Outcome of Hostage/Kidnapping situations
In most cases hostages are released, but alarmingly the second highest number of cases the hostages are killed.
1.3 - Missing values
Major Missing Data: Events for the year 1993 not available.
Regarding the ratios of missing values in the dataset's columns, some columns had high rates of missing values (>90%). However, these high rates occurred on columns that only applied to very specific situations (e.g. 4th firearm used in the attack, outcome of hostage situation). This points out that some data needs to be merged for the analysis.
1.4 - Outliers
Given the nature and source of the data, the team considered that in a first appraisal there were no outliers in this dataset.

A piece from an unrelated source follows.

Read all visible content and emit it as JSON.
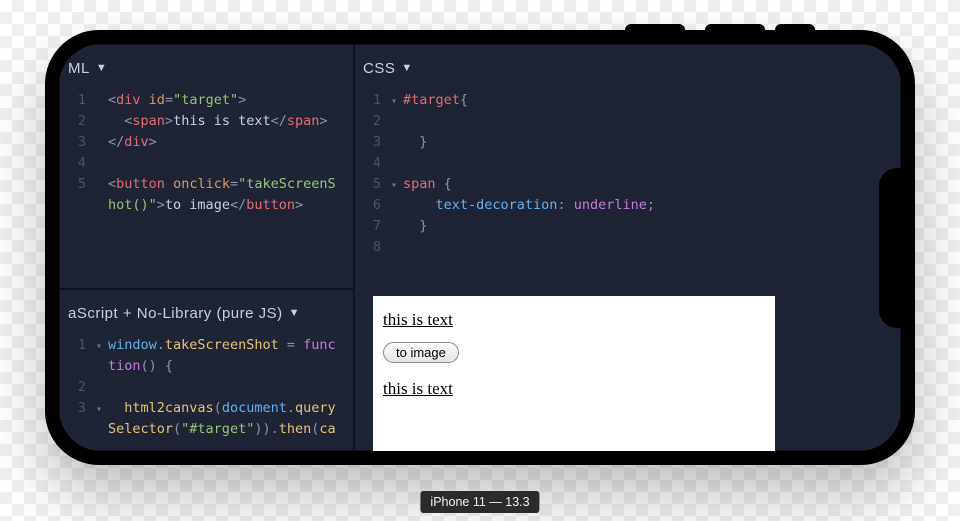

However, it could be interesting to find if there are any terrorist attacks that can be considered devious from the rest of the attacks.
1.5 - Insights and ideas
Related Variables:
- Match countries with types of attacks
- Match countries with weapons
- Target with motive, target with type of attack
Clustering:
- Cluster countries based on their attack and its characteristics
- Cluster terrorist groups based on their attacks
- Cluster attacks, the oldest one may be an inspiration. What characteristics did it matter?
- Clustering based on the targets
Possible prediction tasks:
- Based on the current known information known from an attack predict the group that made the attack
- Based on the current known information known from an attack predict how many victims the attack will have.
Visualization:
- Wordclouds
- Timelapse of the incidents happening
Tasks:
- For every attribute, check the number of instances (NAs) and see if they are going to help us
- Merge attributes: target2 and target3.
- Add missing values for 1993 from other sources. Wikipedia has a list of events in 1993. 2 Major Events in 1993: World Trade Center bombing (6 Dead, 1042 Injured) and Bombay serial bombing (257 Dead, 713 Injured). Unfortunately, the list will not be exhaustive.
Other:
- Relate incidents with events that happened during that time
- Host kinds - distribution of dates?
- Dates, do specific groups use a day/week every single time? Do we have a pattern?
- Pattern in the dates of the terrorist attacks
- See the weekdays
- If an attack was unsuccessful, did they try again later?
- Property damage: analyze it
- See if the add-notes has information
1.6 - Presentation
https://docs.google.com/presentation/d/1XM7Byvb_pBvdXQxRDtKeBdcpYTeBTto2OkslM8JNZP4/edit?usp=sharing
1.7 - Perceived Feedback
-
In the analysis of the text features it is important to consider the length of the the text (for example compute the Average and Standard deviation of the text fields)
-
Relate the occurrence of attacks with a list of historic facts (is there any database with the most important political/belic incidents?)
-
In the maps check on other variables:
- add different colors to distinguish between attacks in different decades
- with different weapons
- with different groups
-
In the goals of prediction we can also consider the time and space of a new attack.